Several years later, I found myself hiking in the volcanic hills of Myvatn, Iceland. (And before you think it, yes! Every asshole has been or is going to Iceland!) I am a firm believer that there’s nothing like physical exertion or a change in scenery to get the creative juices flowing. A melody crept into my brain. As I walked, it continued to mutate in subtle ways and became the silent soundtrack for the rest of the trip. And just like that, I was back in. This was my “new direction,” I thought. I wasn’t interested in writing pop songs at the time. Rather, I wished to convey what it felt like to walk past ancient cinder cones and boiling molten lava away from the world at large.
Back in Los Angeles, I had already met Jonathan D. Haskell, the mercurial man behind the band Seven Saturdays. I was inspired by his unique and atmospheric approach to the Fender Rhodes. It was exactly what this piece of music required. So began our collaboration on what was meant to be the first les biches release. But the floodgates had opened, and a flurry of new songs materialized along the way.

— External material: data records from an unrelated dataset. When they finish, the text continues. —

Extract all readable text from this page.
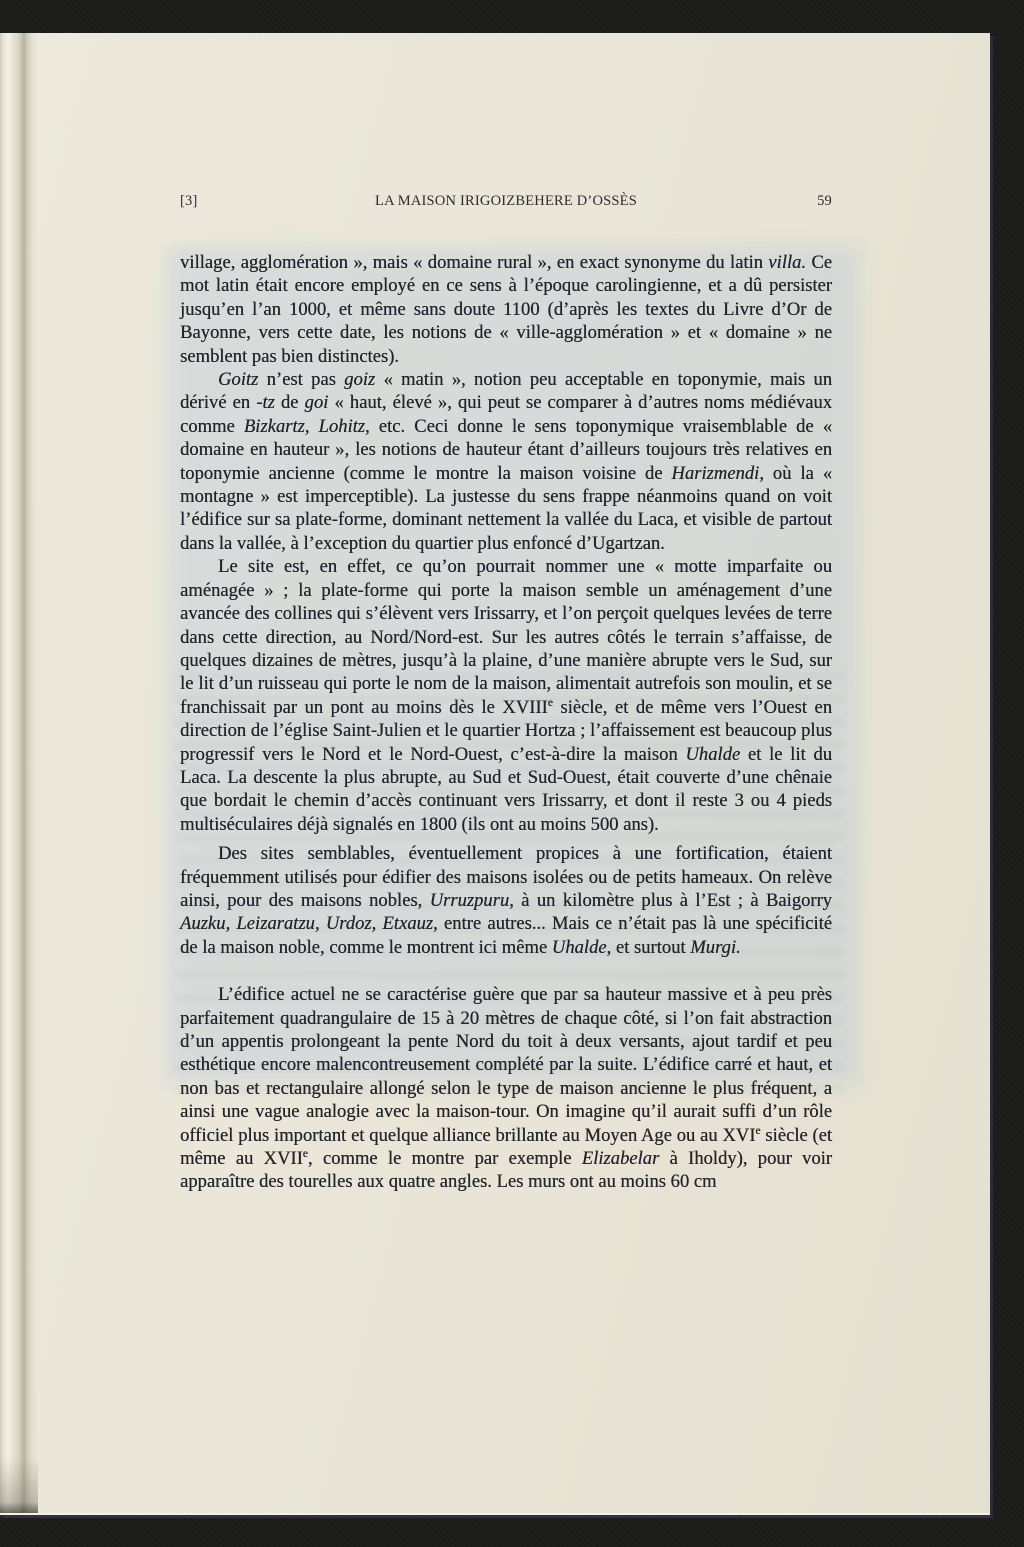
[3]	LA MAISON IRIGOIZBEHERE D’OSSÈS	59

village, agglomération », mais « domaine rural », en exact synonyme du latin villa. Ce mot latin était encore employé en ce sens à l’époque carolingienne, et a dû persister jusqu’en l’an 1000, et même sans doute 1100 (d’après les textes du Livre d’Or de Bayonne, vers cette date, les notions de « ville-agglomération » et « domaine » ne semblent pas bien distinctes).

Goitz n’est pas goiz « matin », notion peu acceptable en toponymie, mais un dérivé en -tz de goi « haut, élevé », qui peut se comparer à d’autres noms médiévaux comme Bizkartz, Lohitz, etc. Ceci donne le sens toponymique vraisemblable de « domaine en hauteur », les notions de hauteur étant d’ailleurs toujours très relatives en toponymie ancienne (comme le montre la maison voisine de Harizmendi, où la « montagne » est imperceptible). La justesse du sens frappe néanmoins quand on voit l’édifice sur sa plate-forme, dominant nettement la vallée du Laca, et visible de partout dans la vallée, à l’exception du quartier plus enfoncé d’Ugartzan.

Le site est, en effet, ce qu’on pourrait nommer une « motte imparfaite ou aménagée » ; la plate-forme qui porte la maison semble un aménagement d’une avancée des collines qui s’élèvent vers Irissarry, et l’on perçoit quelques levées de terre dans cette direction, au Nord/Nord-est. Sur les autres côtés le terrain s’affaisse, de quelques dizaines de mètres, jusqu’à la plaine, d’une manière abrupte vers le Sud, sur le lit d’un ruisseau qui porte le nom de la maison, alimentait autrefois son moulin, et se franchissait par un pont au moins dès le XVIIIe siècle, et de même vers l’Ouest en direction de l’église Saint-Julien et le quartier Hortza ; l’affaissement est beaucoup plus progressif vers le Nord et le Nord-Ouest, c’est-à-dire la maison Uhalde et le lit du Laca. La descente la plus abrupte, au Sud et Sud-Ouest, était couverte d’une chênaie que bordait le chemin d’accès continuant vers Irissarry, et dont il reste 3 ou 4 pieds multiséculaires déjà signalés en 1800 (ils ont au moins 500 ans).

Des sites semblables, éventuellement propices à une fortification, étaient fréquemment utilisés pour édifier des maisons isolées ou de petits hameaux. On relève ainsi, pour des maisons nobles, Urruzpuru, à un kilomètre plus à l’Est ; à Baigorry Auzku, Leizaratzu, Urdoz, Etxauz, entre autres... Mais ce n’était pas là une spécificité de la maison noble, comme le montrent ici même Uhalde, et surtout Murgi.

L’édifice actuel ne se caractérise guère que par sa hauteur massive et à peu près parfaitement quadrangulaire de 15 à 20 mètres de chaque côté, si l’on fait abstraction d’un appentis prolongeant la pente Nord du toit à deux versants, ajout tardif et peu esthétique encore malencontreusement complété par la suite. L’édifice carré et haut, et non bas et rectangulaire allongé selon le type de maison ancienne le plus fréquent, a ainsi une vague analogie avec la maison-tour. On imagine qu’il aurait suffi d’un rôle officiel plus important et quelque alliance brillante au Moyen Age ou au XVIe siècle (et même au XVIIe, comme le montre par exemple Elizabelar à Iholdy), pour voir apparaître des tourelles aux quatre angles. Les murs ont au moins 60 cm
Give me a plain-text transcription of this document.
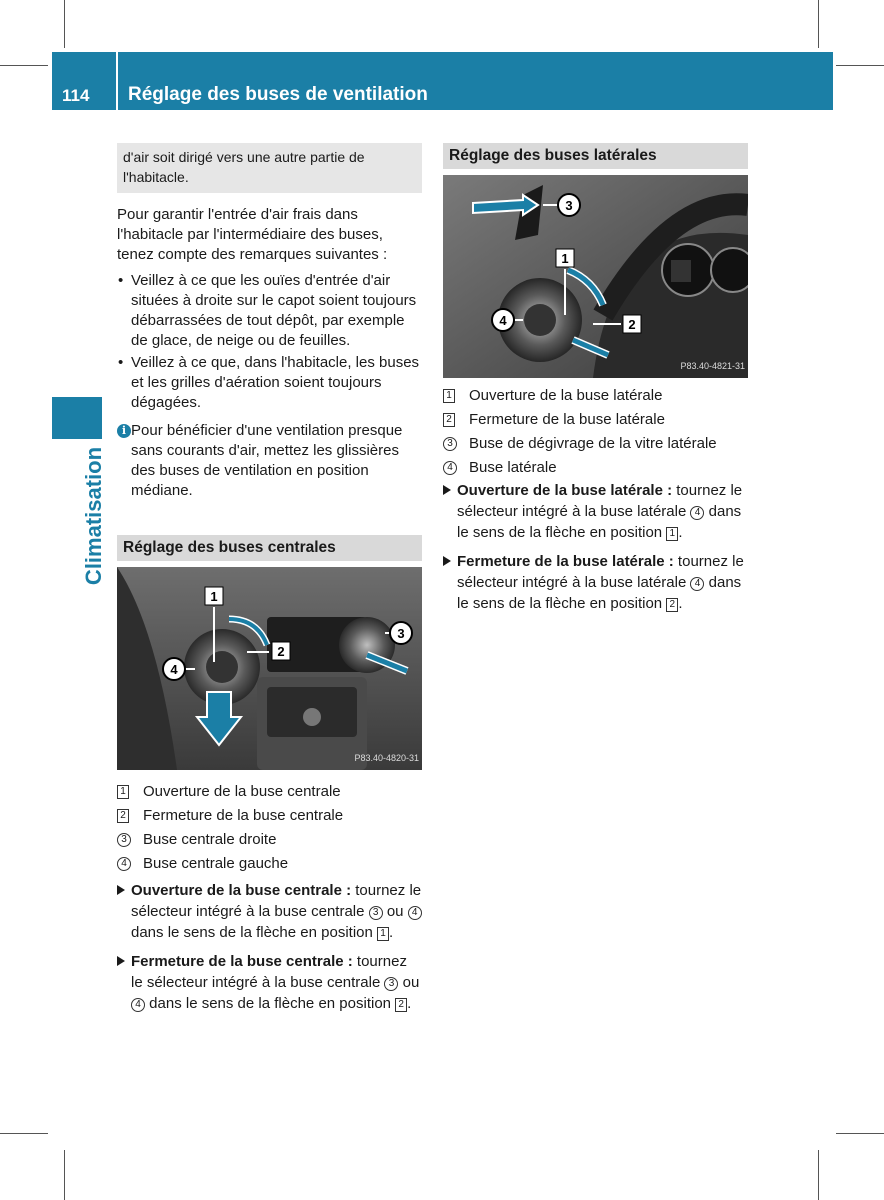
114 Réglage des buses de ventilation
Climatisation
d'air soit dirigé vers une autre partie de l'habitacle.
Pour garantir l'entrée d'air frais dans l'habitacle par l'intermédiaire des buses, tenez compte des remarques suivantes :
• Veillez à ce que les ouïes d'entrée d'air situées à droite sur le capot soient toujours débarrassées de tout dépôt, par exemple de glace, de neige ou de feuilles.
• Veillez à ce que, dans l'habitacle, les buses et les grilles d'aération soient toujours dégagées.
i Pour bénéficier d'une ventilation presque sans courants d'air, mettez les glissières des buses de ventilation en position médiane.
Réglage des buses centrales
1
2
3
4
P83.40-4820-31
1 Ouverture de la buse centrale
2 Fermeture de la buse centrale
3 Buse centrale droite
4 Buse centrale gauche
Ouverture de la buse centrale : tournez le sélecteur intégré à la buse centrale 3 ou 4 dans le sens de la flèche en position 1 .
Fermeture de la buse centrale : tournez le sélecteur intégré à la buse centrale 3 ou 4 dans le sens de la flèche en position 2 .
Réglage des buses latérales
1
2
3
4
P83.40-4821-31
1 Ouverture de la buse latérale
2 Fermeture de la buse latérale
3 Buse de dégivrage de la vitre latérale
4 Buse latérale
Ouverture de la buse latérale : tournez le sélecteur intégré à la buse latérale 4 dans le sens de la flèche en position 1 .
Fermeture de la buse latérale : tournez le sélecteur intégré à la buse latérale 4 dans le sens de la flèche en position 2 .
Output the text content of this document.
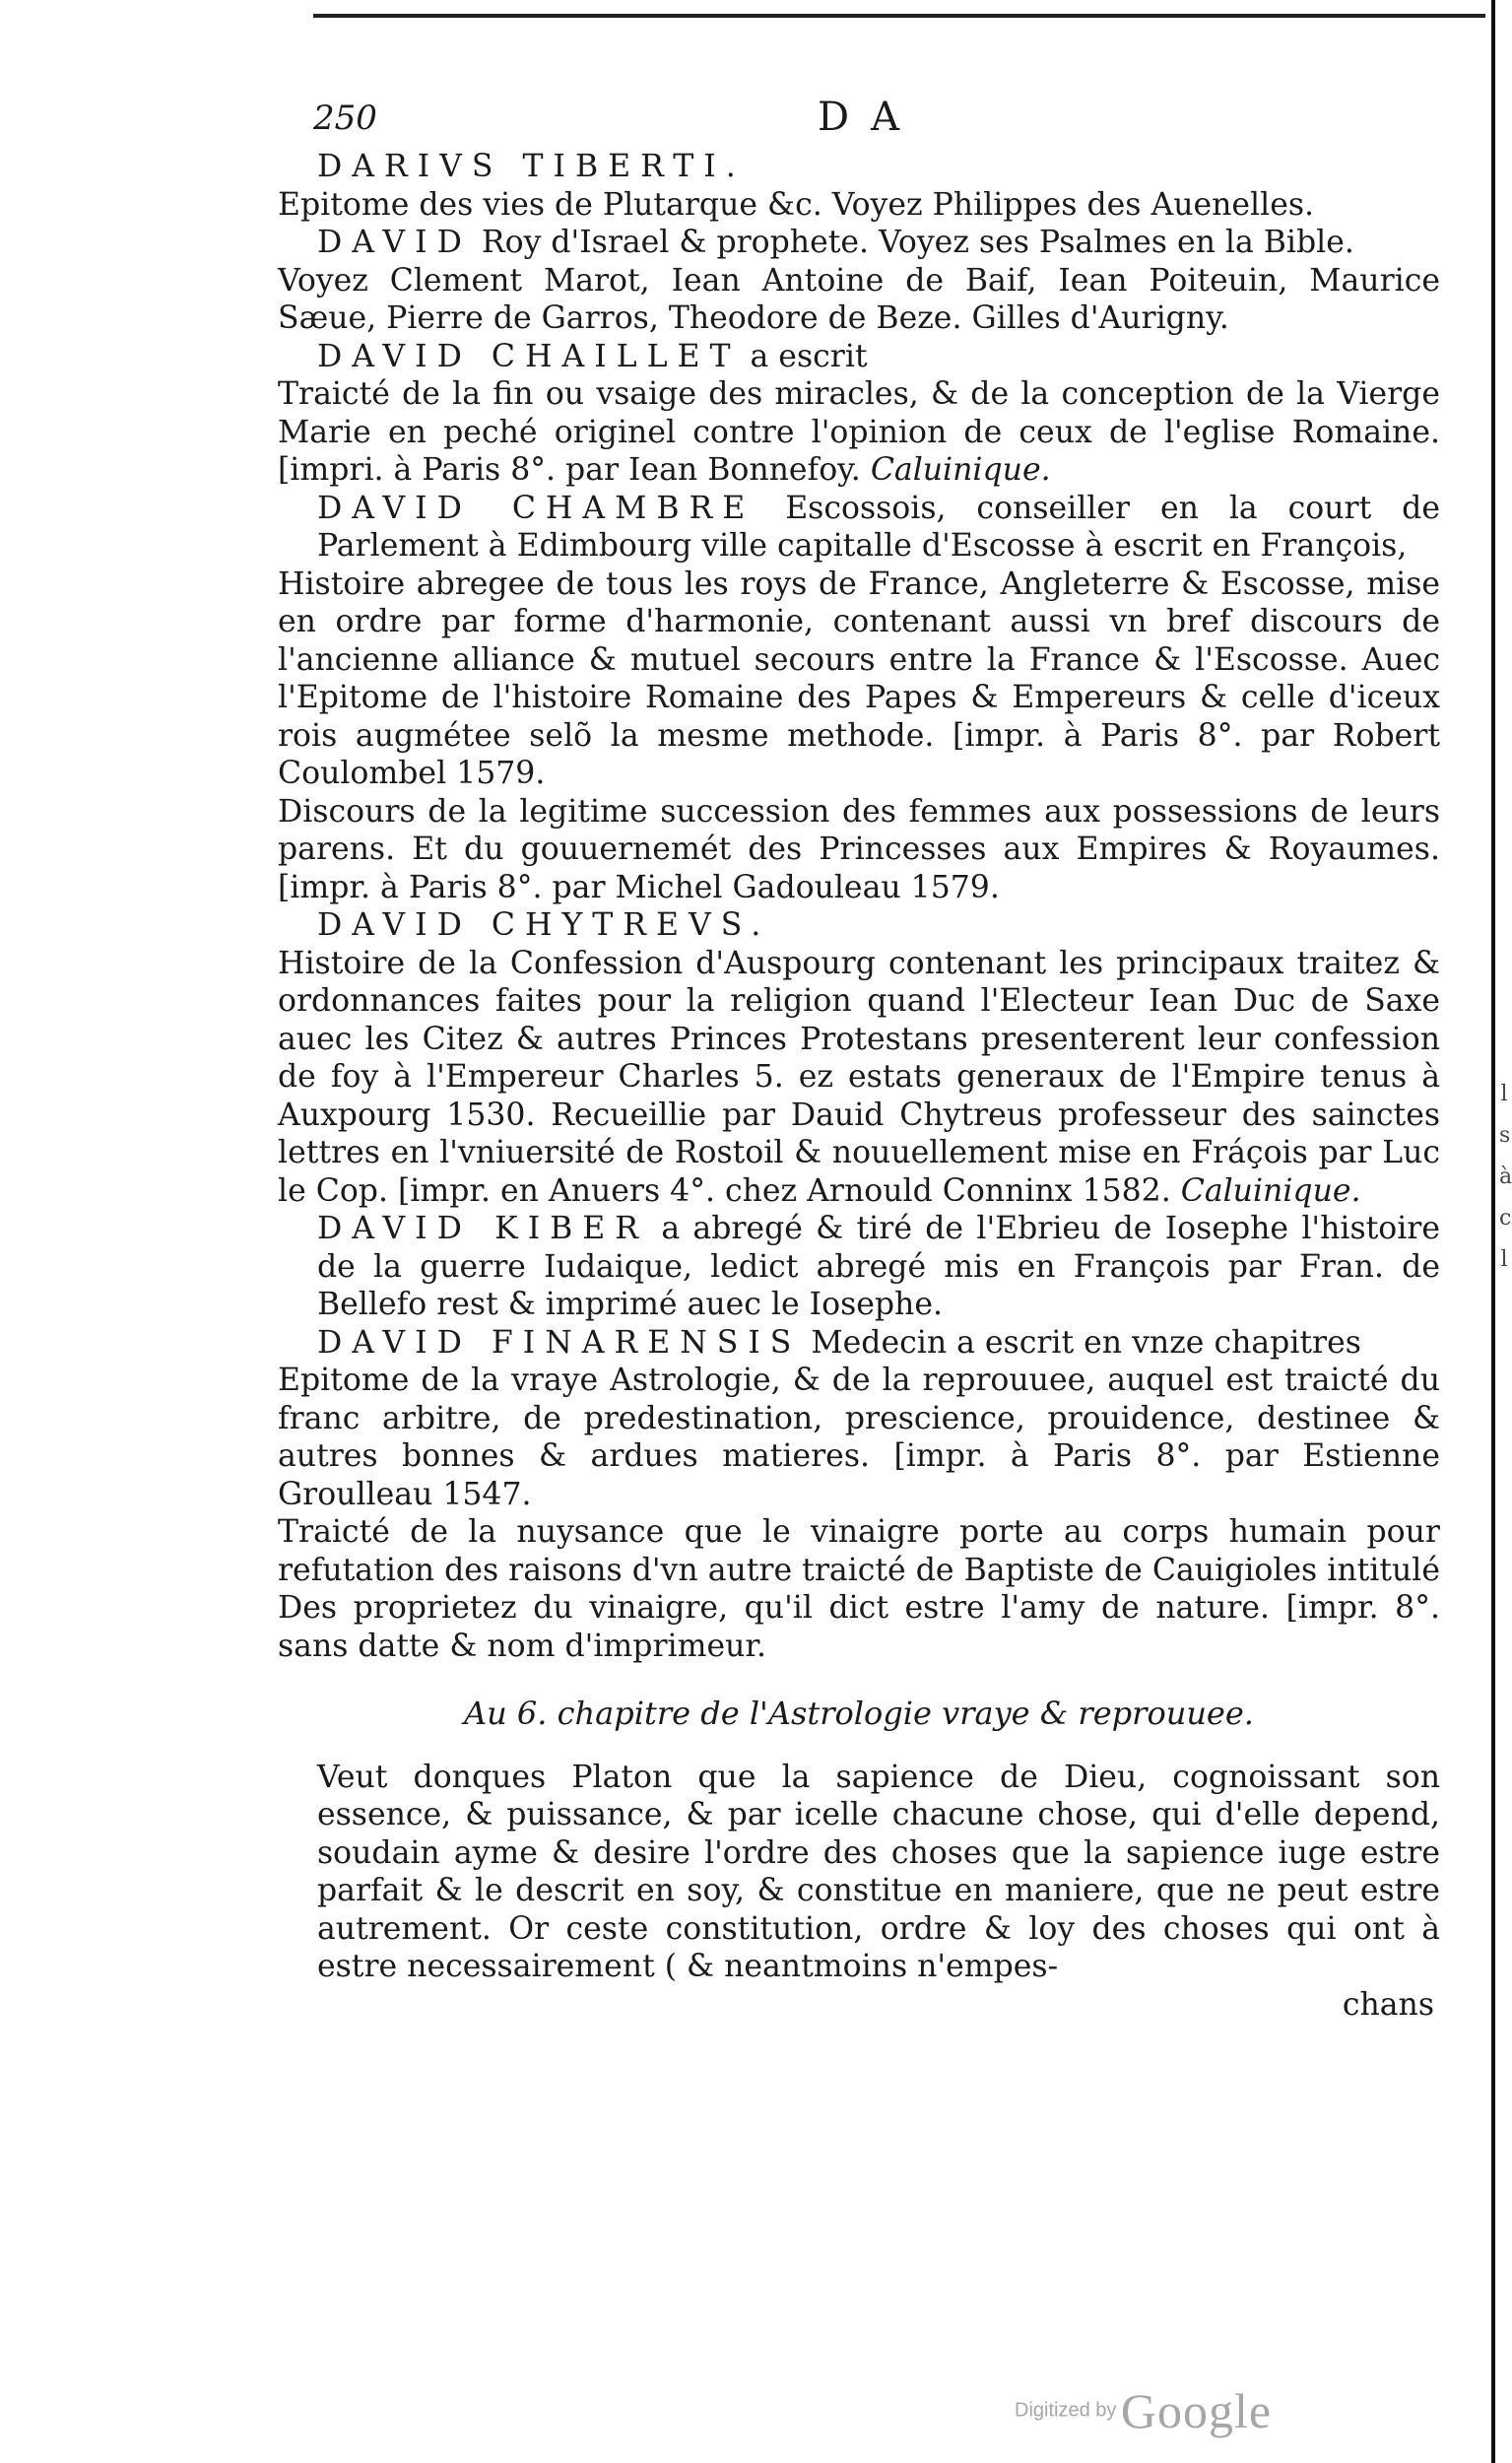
l
s
à
c
l
250	DA

DARIVS TIBERTI.

Epitome des vies de Plutarque &c. Voyez Philippes des Auenelles.

DAVID Roy d'Israel & prophete. Voyez ses Psalmes en la Bible.

Voyez Clement Marot, Iean Antoine de Baif, Iean Poiteuin, Maurice Sæue, Pierre de Garros, Theodore de Beze. Gilles d'Aurigny.

DAVID CHAILLET a escrit

Traicté de la fin ou vsaige des miracles, & de la conception de la Vierge Marie en peché originel contre l'opinion de ceux de l'eglise Romaine. [impri. à Paris 8°. par Iean Bonnefoy. Caluinique.

DAVID CHAMBRE Escossois, conseiller en la court de Parlement à Edimbourg ville capitalle d'Escosse à escrit en François,

Histoire abregee de tous les roys de France, Angleterre & Escosse, mise en ordre par forme d'harmonie, contenant aussi vn bref discours de l'ancienne alliance & mutuel secours entre la France & l'Escosse. Auec l'Epitome de l'histoire Romaine des Papes & Empereurs & celle d'iceux rois augmétee selõ la mesme methode. [impr. à Paris 8°. par Robert Coulombel 1579.

Discours de la legitime succession des femmes aux possessions de leurs parens. Et du gouuernemét des Princesses aux Empires & Royaumes. [impr. à Paris 8°. par Michel Gadouleau 1579.

DAVID CHYTREVS.

Histoire de la Confession d'Auspourg contenant les principaux traitez & ordonnances faites pour la religion quand l'Electeur Iean Duc de Saxe auec les Citez & autres Princes Protestans presenterent leur confession de foy à l'Empereur Charles 5. ez estats generaux de l'Empire tenus à Auxpourg 1530. Recueillie par Dauid Chytreus professeur des sainctes lettres en l'vniuersité de Rostoil & nouuellement mise en Fráçois par Luc le Cop. [impr. en Anuers 4°. chez Arnould Conninx 1582. Caluinique.

DAVID KIBER a abregé & tiré de l'Ebrieu de Iosephe l'histoire de la guerre Iudaique, ledict abregé mis en François par Fran. de Bellefo rest & imprimé auec le Iosephe.

DAVID FINARENSIS Medecin a escrit en vnze chapitres

Epitome de la vraye Astrologie, & de la reprouuee, auquel est traicté du franc arbitre, de predestination, prescience, prouidence, destinee & autres bonnes & ardues matieres. [impr. à Paris 8°. par Estienne Groulleau 1547.

Traicté de la nuysance que le vinaigre porte au corps humain pour refutation des raisons d'vn autre traicté de Baptiste de Cauigioles intitulé Des proprietez du vinaigre, qu'il dict estre l'amy de nature. [impr. 8°. sans datte & nom d'imprimeur.

Au 6. chapitre de l'Astrologie vraye & reprouuee.

Veut donques Platon que la sapience de Dieu, cognoissant son essence, & puissance, & par icelle chacune chose, qui d'elle depend, soudain ayme & desire l'ordre des choses que la sapience iuge estre parfait & le descrit en soy, & constitue en maniere, que ne peut estre autrement. Or ceste constitution, ordre & loy des choses qui ont à estre necessairement ( & neantmoins n'empes-

chans

Digitized by Google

As such, North from the Airwaves becomes the last (and sixth) track to be released by les biches in 2017. To say that an eight-minute-plus song with no verses or choruses is my favorite of them all is no stretch. It was the elusive spark that changed the way I think about music, though I am keenly aware it’s a huge ask in the age of short attention spans. In other words, having built it, it’s more about the quality of the company these days. To that point, I am also joined by Travis McNabb (Seven Simons, Better Than Ezra) on drums and the fantastic Zoe Ruth-Erwin, who writes and performs under her own name, and collectively with Jonathan in the electro-dream pop duo P O L L A. This old world is full of noise and chaos. If you do stop to listen, we thank you more than you can know!